2. Proprioception is the ability of your brain to detect your body in space and conduct movement; it’s also how your body assesses your posture and alignment at any given time, and is largely responsible for good BALANCE (super important period, but critical as we all age!) Proprioceptors are the nerve messengers that conduct movement by cueing muscles and fascia to contract. The fact that you have TEN TIMES as many proprioceptors in your fascia than muscle fiber should really get your attention if you want to move well. For all of you athletes, this is critical. Your movement potential is dependent on healthy fascia. Your balance is dependent on fluid healthy fascia that can effectively communicate nerve impulses.
You can get “faster” and “stronger” by releasing fascia (freeing up your movement potential and optimizing those nerve communication channels).
If the whole proprioception thing really interests you, check out this older blog post and YouTube video all about proprioception and movement potential.
3. Fascia has its own pain receptors. I believe this is one major cause of myofascial pain syndrome, fibromyalgia etc. What you’re actually feeling is pain at the site of restriction which is within the soft tissue (not bone, nerves or other common sites of injuries and widely acknowledges sites of pain). This kind of pain can be body-wide too, rather than isolated to one location.

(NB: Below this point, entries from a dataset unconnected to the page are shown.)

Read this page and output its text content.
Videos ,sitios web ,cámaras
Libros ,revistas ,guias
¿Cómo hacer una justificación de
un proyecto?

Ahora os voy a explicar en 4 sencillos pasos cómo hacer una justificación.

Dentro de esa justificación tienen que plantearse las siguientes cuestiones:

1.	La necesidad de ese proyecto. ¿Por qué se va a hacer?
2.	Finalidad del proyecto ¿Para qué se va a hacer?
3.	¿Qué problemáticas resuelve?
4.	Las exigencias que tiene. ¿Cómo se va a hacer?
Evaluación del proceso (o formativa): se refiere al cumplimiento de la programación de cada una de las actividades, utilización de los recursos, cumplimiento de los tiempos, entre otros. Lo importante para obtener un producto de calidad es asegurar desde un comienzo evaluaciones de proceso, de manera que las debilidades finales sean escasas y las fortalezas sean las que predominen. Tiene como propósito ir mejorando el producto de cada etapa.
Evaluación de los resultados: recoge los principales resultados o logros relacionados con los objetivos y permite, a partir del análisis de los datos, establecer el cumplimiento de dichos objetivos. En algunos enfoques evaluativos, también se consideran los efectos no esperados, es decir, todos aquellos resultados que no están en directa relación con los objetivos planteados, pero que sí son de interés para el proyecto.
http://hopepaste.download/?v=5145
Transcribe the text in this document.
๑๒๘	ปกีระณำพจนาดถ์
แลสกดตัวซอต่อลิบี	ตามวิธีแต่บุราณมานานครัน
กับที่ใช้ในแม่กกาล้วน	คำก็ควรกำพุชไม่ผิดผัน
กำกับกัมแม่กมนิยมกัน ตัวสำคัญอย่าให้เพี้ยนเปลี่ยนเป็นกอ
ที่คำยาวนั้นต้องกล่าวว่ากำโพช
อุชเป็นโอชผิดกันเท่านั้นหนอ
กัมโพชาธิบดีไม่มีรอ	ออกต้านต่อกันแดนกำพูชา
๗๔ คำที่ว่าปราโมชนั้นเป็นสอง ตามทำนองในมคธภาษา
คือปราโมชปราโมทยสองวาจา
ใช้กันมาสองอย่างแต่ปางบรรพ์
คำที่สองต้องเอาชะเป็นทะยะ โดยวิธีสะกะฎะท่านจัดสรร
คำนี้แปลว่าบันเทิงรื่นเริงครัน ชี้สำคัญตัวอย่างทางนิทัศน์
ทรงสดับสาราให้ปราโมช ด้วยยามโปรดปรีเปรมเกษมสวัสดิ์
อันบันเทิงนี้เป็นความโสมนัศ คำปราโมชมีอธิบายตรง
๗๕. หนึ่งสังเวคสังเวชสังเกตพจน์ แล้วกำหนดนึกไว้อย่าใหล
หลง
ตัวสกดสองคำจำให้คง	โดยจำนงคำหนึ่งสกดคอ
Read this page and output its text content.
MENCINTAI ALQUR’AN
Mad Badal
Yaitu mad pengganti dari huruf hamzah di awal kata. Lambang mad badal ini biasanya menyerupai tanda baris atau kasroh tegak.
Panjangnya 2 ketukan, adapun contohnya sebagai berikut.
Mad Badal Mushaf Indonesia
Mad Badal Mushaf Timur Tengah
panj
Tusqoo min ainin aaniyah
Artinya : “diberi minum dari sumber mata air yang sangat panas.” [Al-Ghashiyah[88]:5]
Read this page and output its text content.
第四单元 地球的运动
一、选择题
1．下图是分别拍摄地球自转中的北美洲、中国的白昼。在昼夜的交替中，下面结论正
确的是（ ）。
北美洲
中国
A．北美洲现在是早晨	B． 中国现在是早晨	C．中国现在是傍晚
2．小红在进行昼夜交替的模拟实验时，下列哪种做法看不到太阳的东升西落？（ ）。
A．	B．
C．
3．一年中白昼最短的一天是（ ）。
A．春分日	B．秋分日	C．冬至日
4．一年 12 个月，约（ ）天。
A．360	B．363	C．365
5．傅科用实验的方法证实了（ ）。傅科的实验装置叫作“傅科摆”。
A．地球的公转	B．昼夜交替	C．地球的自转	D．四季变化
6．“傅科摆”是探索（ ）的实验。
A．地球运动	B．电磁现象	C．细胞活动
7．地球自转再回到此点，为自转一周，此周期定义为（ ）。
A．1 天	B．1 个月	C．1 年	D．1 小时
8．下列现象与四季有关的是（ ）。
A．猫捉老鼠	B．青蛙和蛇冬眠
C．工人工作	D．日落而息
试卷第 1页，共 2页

Of course, it may be far more complex and involve trauma patterns or chronic fear/stress; or your fascia may be perceiving pain the soft tissue directly due to not feeling safe in your own body or life (this is really common in any of us with a history of trauma, abuse or shame).
When you experience the freedom that comes from effective fascia release, you’ll start to actually feel your fascia getting unhealthy again…
It will ache, or feel restless (restless legs anyone?!) and you may even start to crave the weight of compression. This is true whether you have a diagnosis like myofascial pain syndrome or not. As a quick aside, I dislike labeling pain as a disease, syndrome or anything like that. You feel pain. That’s it. Your body is getting your attention, and there are solutions for every message your body sends you.
Your turn! What are YOUR theories about fascia (maybe your fascia in particular), given the Fascia Facts I shared today? Do you agree/disagree with my theories!